The Fairness Paradox

Yet here's where it gets complicated. These energy-hungry behemoths did show one surprising advantage: fairness.

When examining how different models treated transactions across gender and age groups, LLMs maintained remarkably balanced outcomes. Their "disparate impact" values – a key fairness metric – consistently hovered between 0.95 and 1.05 (with 1.0 representing perfect equality).

Traditional algorithms, despite their energy efficiency, showed troubling variations ranging from 0.4 to 2.0, suggesting significant bias against certain groups.

I found myself in an ethical quandary. What's more important: dramatically reducing energy consumption or improving algorithmic fairness? Is there a sustainable way to achieve both?

Performance Reality Check

The decision became clearer when I examined actual fraud detection performance. Despite consuming vastly more resources, the best LLM achieved only 69% accuracy with an F1-score of 0.025. Meanwhile, a simple Random Forest algorithm reached 99% accuracy with an F1-score of 0.46.

In other words, the traditional approach was both dramatically more energy efficient AND better at actually detecting fraud. My initial assumption – that LLMs' general intelligence would translate to superior fraud detection – collapsed completely in the face of empirical evidence.

Adding to these concerns, LLMs produced hallucinations (false information) at rates between 13.6% and 53.4%. Imagine explaining to your CEO why your fraud system falsely accused customers because it "hallucinated" suspicious patterns.

Finding a Middle Path

Despite these sobering findings, I'm not suggesting we abandon large language models entirely. My architectural work points to a promising compromise: a hybrid system where traditional algorithms handle continuous processing, while LLMs are selectively deployed for high-uncertainty cases.

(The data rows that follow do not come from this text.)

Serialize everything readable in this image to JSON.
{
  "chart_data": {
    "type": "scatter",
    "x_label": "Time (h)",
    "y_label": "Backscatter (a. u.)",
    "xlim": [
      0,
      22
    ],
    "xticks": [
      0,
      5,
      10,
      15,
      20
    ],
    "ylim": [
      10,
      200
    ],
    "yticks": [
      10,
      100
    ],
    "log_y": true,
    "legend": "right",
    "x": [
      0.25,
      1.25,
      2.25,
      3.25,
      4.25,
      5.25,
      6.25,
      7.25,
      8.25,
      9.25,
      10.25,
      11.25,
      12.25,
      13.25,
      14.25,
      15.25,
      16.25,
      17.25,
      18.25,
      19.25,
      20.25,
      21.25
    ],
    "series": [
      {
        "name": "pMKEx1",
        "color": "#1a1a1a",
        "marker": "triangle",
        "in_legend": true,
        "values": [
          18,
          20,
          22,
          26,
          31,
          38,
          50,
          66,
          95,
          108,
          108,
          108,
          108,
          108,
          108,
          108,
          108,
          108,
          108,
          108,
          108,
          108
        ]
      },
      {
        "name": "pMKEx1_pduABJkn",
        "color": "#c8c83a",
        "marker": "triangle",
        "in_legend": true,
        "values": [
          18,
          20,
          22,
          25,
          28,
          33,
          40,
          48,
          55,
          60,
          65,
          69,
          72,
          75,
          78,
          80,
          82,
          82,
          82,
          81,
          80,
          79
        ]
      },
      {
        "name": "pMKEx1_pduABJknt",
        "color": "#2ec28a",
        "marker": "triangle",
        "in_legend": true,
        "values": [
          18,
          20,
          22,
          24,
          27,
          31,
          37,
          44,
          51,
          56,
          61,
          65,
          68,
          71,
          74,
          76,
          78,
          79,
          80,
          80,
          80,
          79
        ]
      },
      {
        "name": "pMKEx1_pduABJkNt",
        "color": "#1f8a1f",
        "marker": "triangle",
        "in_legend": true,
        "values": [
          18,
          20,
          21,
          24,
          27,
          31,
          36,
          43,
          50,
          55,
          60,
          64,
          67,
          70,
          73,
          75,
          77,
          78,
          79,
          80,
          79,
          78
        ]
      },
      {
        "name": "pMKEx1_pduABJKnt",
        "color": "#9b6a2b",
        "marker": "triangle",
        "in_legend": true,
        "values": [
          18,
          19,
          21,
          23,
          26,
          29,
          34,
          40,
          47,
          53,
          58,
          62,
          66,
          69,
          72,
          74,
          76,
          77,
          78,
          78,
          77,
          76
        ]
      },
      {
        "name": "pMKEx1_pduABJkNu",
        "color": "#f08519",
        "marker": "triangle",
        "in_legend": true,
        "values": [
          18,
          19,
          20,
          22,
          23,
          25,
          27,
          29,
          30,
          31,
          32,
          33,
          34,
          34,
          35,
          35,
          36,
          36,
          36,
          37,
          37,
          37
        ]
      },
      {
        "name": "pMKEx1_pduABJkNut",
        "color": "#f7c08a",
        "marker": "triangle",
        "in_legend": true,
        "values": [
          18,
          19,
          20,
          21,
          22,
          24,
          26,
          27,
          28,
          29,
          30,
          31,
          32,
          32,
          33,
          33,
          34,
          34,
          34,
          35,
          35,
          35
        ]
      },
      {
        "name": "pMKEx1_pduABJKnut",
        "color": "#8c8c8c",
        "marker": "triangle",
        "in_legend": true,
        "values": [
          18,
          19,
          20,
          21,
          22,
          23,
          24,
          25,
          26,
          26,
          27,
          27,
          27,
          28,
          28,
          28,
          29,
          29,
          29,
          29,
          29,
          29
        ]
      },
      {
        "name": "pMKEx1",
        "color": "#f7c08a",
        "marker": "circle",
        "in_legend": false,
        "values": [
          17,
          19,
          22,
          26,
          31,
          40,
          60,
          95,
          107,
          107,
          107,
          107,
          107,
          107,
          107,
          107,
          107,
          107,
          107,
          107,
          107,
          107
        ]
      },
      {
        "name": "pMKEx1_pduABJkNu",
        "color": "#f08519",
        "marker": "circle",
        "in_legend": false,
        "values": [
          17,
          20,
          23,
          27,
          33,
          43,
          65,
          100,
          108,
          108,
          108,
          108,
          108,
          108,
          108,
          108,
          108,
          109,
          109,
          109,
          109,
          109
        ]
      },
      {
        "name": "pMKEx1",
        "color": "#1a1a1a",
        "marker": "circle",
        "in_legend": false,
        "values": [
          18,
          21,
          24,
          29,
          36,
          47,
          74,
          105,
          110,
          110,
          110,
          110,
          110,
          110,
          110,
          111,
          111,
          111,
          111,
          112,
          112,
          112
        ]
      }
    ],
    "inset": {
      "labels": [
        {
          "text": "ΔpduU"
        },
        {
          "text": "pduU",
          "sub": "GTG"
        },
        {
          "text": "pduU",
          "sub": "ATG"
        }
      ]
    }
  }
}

In this design, the stream processing infrastructure I built could direct most transactions through efficient traditional pipelines, reserving the more expensive LLM path for cases needing deeper analysis or explanation. This maintains reasonable energy consumption while leveraging LLMs' strengths in interpreting complex patterns and generating human-readable justifications.

As someone entering the professional world at a time of unprecedented AI hype, I find this perspective both grounding and liberating. It reminds me that our job isn't to use the flashiest tools, but to solve real problems in responsible, sustainable ways.

Who knows – maybe the true AI revolution won't come from building ever-larger models, but from learning when and how to deploy them with wisdom, restraint, and an eye toward their full societal costs. The architecture I've developed could be one small step in that direction.

And perhaps the most valuable lesson is this: Question your assumptions. Test them rigorously. Be prepared to be wrong. In a field moving as quickly as AI, our intuitions often lag behind reality – and sometimes, the most enlightening discoveries come from discovering just how wrong we were.